Tuesday, July 20, 2010

Love Alters Not


I just reread my last post and I like it so much. There is a certain peace when I read it and a groundedness that I have waited a long and lonely time for.

My fingers almost don't even want to type the words or thoughts for fear they will disappear before my eyes. I seem to always have that in the back of my mind. I can be left, and easily. However, I had a great 3rd and 4th date, almost back to back, and now this moves into the realm of exclusive because once intimacy starts there really is not room in my heart, head, morals, for more than one. And it is a huge bridge to cross, going from casual "whatever may be," to "what might this be?" That is just how my head works, I never was one to not fall in the fire.

There is a whole newness before my eyes again, like I am seeing the sparks of what could develop into great fondness and love (and again, I know me, these two things don't take long..) But it has been a long and lonely time since I saw that or even thought about it again, in a real sense. Mostly it has just been a heart ache of a lot of longing for what has left me, more so than what could be again. It seems in the darkest hour that there is no "new" there is no "future" because the present just goes on and on, and there is no joy to be found.

I don't know if my little spark I found in the world of match making might become a much larger fire.

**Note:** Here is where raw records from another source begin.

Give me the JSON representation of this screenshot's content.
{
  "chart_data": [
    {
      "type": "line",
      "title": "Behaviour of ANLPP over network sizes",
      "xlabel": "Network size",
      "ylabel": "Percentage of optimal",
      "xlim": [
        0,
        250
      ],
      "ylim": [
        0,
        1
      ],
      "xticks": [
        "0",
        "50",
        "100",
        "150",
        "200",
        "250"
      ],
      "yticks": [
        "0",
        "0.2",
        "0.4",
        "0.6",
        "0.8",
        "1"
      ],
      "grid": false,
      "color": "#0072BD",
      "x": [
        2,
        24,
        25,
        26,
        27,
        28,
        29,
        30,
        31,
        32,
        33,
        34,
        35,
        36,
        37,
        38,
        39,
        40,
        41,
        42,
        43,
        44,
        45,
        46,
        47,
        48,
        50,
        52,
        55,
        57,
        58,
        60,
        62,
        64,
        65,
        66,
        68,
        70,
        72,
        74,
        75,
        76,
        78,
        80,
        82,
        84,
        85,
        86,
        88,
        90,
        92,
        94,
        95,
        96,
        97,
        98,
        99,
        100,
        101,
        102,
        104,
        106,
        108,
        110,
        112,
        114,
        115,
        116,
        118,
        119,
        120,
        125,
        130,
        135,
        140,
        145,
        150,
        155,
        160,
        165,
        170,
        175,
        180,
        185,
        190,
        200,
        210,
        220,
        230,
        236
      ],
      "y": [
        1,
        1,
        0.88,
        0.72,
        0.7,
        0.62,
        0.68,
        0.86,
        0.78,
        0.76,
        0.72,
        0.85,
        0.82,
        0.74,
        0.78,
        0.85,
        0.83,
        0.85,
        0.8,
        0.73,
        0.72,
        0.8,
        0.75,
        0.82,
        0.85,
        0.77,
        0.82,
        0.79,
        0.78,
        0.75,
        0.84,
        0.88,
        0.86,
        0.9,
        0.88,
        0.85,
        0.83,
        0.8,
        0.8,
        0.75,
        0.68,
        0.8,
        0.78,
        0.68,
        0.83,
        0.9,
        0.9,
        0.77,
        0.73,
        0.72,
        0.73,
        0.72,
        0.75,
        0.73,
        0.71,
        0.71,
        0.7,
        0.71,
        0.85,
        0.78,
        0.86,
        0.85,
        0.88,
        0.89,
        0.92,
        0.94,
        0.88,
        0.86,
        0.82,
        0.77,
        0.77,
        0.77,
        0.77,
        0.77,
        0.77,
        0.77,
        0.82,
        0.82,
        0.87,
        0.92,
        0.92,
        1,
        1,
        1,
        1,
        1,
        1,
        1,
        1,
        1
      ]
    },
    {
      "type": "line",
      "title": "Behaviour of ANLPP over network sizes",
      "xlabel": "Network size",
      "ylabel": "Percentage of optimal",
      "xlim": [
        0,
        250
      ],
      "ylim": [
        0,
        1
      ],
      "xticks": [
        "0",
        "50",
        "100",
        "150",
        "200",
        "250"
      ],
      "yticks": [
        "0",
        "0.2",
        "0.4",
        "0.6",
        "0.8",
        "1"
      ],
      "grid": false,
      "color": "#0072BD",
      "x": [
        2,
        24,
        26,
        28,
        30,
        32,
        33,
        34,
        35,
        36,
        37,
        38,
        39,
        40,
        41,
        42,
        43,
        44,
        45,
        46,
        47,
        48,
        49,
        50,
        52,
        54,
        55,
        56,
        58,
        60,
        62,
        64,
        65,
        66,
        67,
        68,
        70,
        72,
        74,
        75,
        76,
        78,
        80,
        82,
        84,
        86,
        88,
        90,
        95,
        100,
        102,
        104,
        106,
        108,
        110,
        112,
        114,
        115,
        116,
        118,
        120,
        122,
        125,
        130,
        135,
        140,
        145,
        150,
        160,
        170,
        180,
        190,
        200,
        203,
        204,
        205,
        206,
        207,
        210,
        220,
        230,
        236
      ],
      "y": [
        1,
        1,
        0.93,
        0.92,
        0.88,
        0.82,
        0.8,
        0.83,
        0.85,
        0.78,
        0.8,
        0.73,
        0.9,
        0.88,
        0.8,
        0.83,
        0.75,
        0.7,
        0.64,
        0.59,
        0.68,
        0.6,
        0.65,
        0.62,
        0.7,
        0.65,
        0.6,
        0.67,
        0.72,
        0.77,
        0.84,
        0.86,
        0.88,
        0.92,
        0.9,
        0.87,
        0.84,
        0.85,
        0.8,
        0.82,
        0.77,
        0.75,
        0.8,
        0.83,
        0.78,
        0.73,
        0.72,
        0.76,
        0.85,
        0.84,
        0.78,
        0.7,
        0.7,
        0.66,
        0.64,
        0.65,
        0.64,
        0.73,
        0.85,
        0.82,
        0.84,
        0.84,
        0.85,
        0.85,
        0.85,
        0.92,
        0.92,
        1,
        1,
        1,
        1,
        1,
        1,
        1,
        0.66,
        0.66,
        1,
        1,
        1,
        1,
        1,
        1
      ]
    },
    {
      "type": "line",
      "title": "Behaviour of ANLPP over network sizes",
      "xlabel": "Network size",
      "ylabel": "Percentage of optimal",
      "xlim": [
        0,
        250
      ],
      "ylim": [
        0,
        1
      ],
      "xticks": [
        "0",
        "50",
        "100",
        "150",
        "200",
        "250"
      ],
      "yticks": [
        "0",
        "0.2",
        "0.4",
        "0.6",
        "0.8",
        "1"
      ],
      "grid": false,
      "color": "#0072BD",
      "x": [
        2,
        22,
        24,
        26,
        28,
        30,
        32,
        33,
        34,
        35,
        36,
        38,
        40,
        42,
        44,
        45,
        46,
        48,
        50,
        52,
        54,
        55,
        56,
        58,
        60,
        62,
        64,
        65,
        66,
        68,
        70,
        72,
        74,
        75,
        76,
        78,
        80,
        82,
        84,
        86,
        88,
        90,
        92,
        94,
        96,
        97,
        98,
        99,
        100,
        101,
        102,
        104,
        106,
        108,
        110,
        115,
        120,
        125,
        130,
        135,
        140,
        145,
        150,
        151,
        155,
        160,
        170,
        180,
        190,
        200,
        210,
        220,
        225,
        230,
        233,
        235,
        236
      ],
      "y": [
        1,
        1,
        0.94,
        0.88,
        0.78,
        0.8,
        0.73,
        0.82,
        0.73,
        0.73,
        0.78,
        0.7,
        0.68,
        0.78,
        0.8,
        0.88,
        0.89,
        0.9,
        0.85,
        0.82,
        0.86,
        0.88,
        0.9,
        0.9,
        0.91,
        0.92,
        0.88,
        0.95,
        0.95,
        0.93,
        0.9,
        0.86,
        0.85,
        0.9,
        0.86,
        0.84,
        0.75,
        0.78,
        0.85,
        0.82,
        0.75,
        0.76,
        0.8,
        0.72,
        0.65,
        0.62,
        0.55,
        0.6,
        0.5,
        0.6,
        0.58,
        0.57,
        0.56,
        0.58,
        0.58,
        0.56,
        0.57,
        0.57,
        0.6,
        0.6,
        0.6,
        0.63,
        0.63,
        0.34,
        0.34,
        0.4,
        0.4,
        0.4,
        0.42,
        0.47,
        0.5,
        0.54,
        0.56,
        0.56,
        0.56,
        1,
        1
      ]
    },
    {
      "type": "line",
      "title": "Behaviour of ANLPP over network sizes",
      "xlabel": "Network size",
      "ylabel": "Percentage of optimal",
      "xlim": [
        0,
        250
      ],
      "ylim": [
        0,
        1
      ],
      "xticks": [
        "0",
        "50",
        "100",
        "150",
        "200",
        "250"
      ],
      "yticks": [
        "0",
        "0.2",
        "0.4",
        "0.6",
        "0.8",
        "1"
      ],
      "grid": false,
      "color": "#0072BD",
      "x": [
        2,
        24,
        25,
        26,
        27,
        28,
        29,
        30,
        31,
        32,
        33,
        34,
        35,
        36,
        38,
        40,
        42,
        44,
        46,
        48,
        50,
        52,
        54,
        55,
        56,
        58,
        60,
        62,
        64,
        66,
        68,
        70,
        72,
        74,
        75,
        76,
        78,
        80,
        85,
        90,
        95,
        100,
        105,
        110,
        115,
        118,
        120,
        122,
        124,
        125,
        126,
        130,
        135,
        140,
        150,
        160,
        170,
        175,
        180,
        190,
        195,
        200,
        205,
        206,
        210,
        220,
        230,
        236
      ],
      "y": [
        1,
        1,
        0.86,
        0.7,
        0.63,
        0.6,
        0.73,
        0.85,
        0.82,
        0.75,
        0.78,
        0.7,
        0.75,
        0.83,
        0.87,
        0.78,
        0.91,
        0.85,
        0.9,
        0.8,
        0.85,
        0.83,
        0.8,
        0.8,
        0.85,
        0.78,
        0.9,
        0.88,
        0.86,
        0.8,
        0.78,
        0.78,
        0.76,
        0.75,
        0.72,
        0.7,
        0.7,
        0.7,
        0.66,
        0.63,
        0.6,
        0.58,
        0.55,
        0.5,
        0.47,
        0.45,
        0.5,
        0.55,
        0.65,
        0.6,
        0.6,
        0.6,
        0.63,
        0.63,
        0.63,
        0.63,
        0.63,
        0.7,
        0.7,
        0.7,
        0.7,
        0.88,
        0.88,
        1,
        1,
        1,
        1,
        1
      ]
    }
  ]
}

I know what I hope and think about, but I am trying to stay somewhat rational, in looking at the time table of things. There now has become the longing, when will I see you again, it is amazing how fast it zips in, like it has been just sitting there in the shadows waiting to be seen again. My life could be full again, and that prospect makes me happy. I see love like another form of art, and how I love loving someone. There really is nothing like it. Yet love that is not real, difficult, deceitful, always in motion never constant, never for sure, those parts I have felt, and those are not something to want. It just leaves the heart in a constant state of upheaval.

What I seek this time around, is a deep constant, unending love, that as Shakespeare says, "Love alters not with his brief hours and weeks, But bears it out even to the edge of doom."